How often should TEER be measured?
Measurement frequency depends on your experimental design. For barrier formation studies, daily measurements from seeding to confluence are common. For endpoint assays, a single pre- and post-treatment measurement may suffice. Longitudinal monitoring typically provides more interpretable data than a single time-point reading.
Summary
Accurate TEER calculation requires three things: a reliable blank measurement, the correct membrane surface area, and consistent measurement conditions. The formula is straightforward, but the quality of your result depends entirely on the discipline applied at each step.

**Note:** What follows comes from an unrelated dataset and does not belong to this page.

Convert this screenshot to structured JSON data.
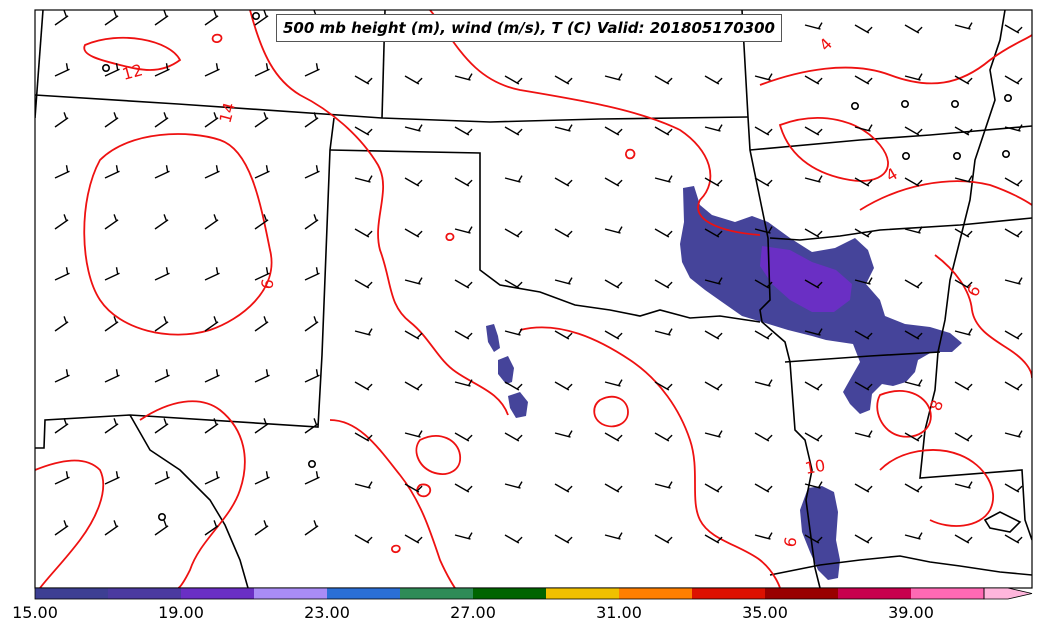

- TEER normalizes resistance to membrane surface area (Ω·cm²)
- Always subtract R_blank before applying the formula
- Use the manufacturer-confirmed surface area for your specific insert
- Standardize temperature, media, and electrode placement across all measurements
- Report results in Ω·cm² for meaningful cross-experiment comparison
Accurate TEER calculation is foundational to interpreting barrier function data, and to generating results that can be trusted, reproduced, and published with confidence.